Cela fait maintenant cinq années que vous arpentez les allées du CES de Las Vegas. Le secteur de la e-santé animale a-t-il significativement progressé ?
GRÉGORY SANTANER et ANNICK VALENTIN-SMITH : C’est évident, que ce soit d’un point de vue quantitatif ou qualitatif. En 2024, près de 50 stands étaient dédiés à la santé animale, soit le double de l’édition précédente, avec les Sud-Coréens qui étaient particulièrement représentés. De plus, auparavant, les technologies exposées étaient souvent des initiatives individuelles. Aujourd’hui, on sent qu’il y a davantage d’acteurs qui sont portés par des grandes entités industrielles, comme Samsung pour les Coréens du Sud, ou encore des pays. Certains ont bien compris qu’il y avait un marché pour le petcare. Les technologies sont plus matures. On s’éloigne des concepts et des gadgets pour arriver à des vraies offres de services technologiques personnalisées. Le temps des colliers connectés avec seulement la géolocalisation est derrière nous.
Est-ce que les avancées en intelligence artificielle boostent le développement de ces nouvelles technologies ?
GRÉGORY SANTANER : Il y a désormais une couche d’intelligence artificielle de manière quasi systématique dans les solutions développées. C’est tellement intégré que cela n’est même plus mis en avant par les fabricants. Cette évolution est liée à l’amélioration de la qualité des modèles d’IA, mais aussi à la miniaturisation, que ce soit des calculateurs (microprocesseurs), ou encore des systèmes de batterie. Par exemple, la start-up française Iten a présenté sa microbatterie qui tient sur un ongle ! On va donc pouvoir se retrouver avec des objets d’une taille raisonnable, caractérisés par de très fortes capacités de traitement de données. La miniaturisation est bien illustrée par le dispositif Minitailz d'Invoxia2 qui se fixe sur le collier d’un chien. En un an, ce boîtier a perdu en volume et en poids, le rendant beaucoup plus intéressant à l’achat. À cela s’ajoute une réduction globale des coûts de développement, permettant d’envisager plus facilement le lancement de solutions visant le marché du grand public.
ANNICK VALENTIN-SMITH : Il faut aussi savoir qu’aujourd’hui, une start-up n’a plus besoin de disposer de moyens financiers significatifs pour élaborer des solutions qui s'appuient sur l’IA. Des sociétés spécialisées dans l’hébergement, le traitement et l’analyse des données – la plus connue étant Amazon – proposent désormais de valoriser ces informations. Elles vont concevoir sur demande des solutions d’IA. Certaines solutions sont aussi en libre accès. Le développement d’une IA n’est donc désormais plus ni un frein technique ni un frein financier.

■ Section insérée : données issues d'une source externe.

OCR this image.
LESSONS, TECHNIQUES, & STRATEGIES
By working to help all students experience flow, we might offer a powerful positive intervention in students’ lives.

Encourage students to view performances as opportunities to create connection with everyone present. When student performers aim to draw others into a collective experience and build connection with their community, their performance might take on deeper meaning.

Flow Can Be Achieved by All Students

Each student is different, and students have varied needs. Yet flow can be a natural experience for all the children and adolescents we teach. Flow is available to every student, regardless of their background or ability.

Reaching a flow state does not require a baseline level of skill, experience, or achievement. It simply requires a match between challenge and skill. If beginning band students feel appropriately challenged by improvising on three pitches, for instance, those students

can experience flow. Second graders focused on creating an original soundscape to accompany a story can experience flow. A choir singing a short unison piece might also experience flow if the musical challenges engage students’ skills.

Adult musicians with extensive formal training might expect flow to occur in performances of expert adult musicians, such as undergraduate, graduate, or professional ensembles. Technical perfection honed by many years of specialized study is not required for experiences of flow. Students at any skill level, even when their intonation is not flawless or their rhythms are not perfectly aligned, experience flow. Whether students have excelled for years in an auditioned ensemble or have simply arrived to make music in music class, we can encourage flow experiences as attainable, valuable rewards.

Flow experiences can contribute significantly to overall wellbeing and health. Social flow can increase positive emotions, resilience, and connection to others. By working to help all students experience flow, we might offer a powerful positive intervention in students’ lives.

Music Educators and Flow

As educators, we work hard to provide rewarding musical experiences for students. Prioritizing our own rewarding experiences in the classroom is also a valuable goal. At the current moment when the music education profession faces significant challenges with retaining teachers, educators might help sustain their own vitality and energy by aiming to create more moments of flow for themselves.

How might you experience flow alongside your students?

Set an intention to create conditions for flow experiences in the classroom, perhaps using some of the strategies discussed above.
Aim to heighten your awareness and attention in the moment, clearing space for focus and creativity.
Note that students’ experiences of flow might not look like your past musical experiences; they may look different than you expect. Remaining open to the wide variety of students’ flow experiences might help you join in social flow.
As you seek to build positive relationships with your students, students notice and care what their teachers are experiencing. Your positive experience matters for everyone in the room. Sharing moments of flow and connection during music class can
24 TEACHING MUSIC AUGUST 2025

Ces innovations concernent-elles autant les animaux de compagnie que les animaux de rente ? Les détenteurs que les vétérinaires ?
G. S. et A. V.-S. : 80 % des solutions présentées au CES concernaient les animaux de compagnie. Seule une petite dizaine concernait les animaux de rente. Le CES reste centré sur le marché du petcare, qui vise essentiellement le grand public.

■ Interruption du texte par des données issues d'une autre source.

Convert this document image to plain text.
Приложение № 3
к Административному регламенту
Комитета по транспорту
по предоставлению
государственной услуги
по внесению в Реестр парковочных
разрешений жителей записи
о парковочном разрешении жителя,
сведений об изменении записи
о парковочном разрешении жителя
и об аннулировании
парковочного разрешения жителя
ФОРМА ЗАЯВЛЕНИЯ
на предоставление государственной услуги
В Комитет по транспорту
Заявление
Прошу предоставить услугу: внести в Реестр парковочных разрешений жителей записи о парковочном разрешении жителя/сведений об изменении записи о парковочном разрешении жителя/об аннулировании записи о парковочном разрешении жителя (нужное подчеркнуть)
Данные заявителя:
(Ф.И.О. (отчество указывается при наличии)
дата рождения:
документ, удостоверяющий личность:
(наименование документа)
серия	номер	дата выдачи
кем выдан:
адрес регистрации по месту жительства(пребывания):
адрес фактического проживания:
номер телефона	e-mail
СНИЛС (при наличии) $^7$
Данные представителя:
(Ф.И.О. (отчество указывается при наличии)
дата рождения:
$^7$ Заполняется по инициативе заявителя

G. S. : Pour retrouver les solutions destinées aux vétérinaires, il faut plutôt faire un tour du côté du Veterinary Meeting & Expo (VMX). J’y vais depuis quatre ans maintenant, et je constate que les nouvelles technologies y sont de plus en plus présentes. Elles représentent environ 20 % des stands du congrès ce qui est déjà notable, plus d’une centaine d’exposants.
Est-ce que les technologies développées semblent aller dans le bon sens ? Y a-t-il des manques ?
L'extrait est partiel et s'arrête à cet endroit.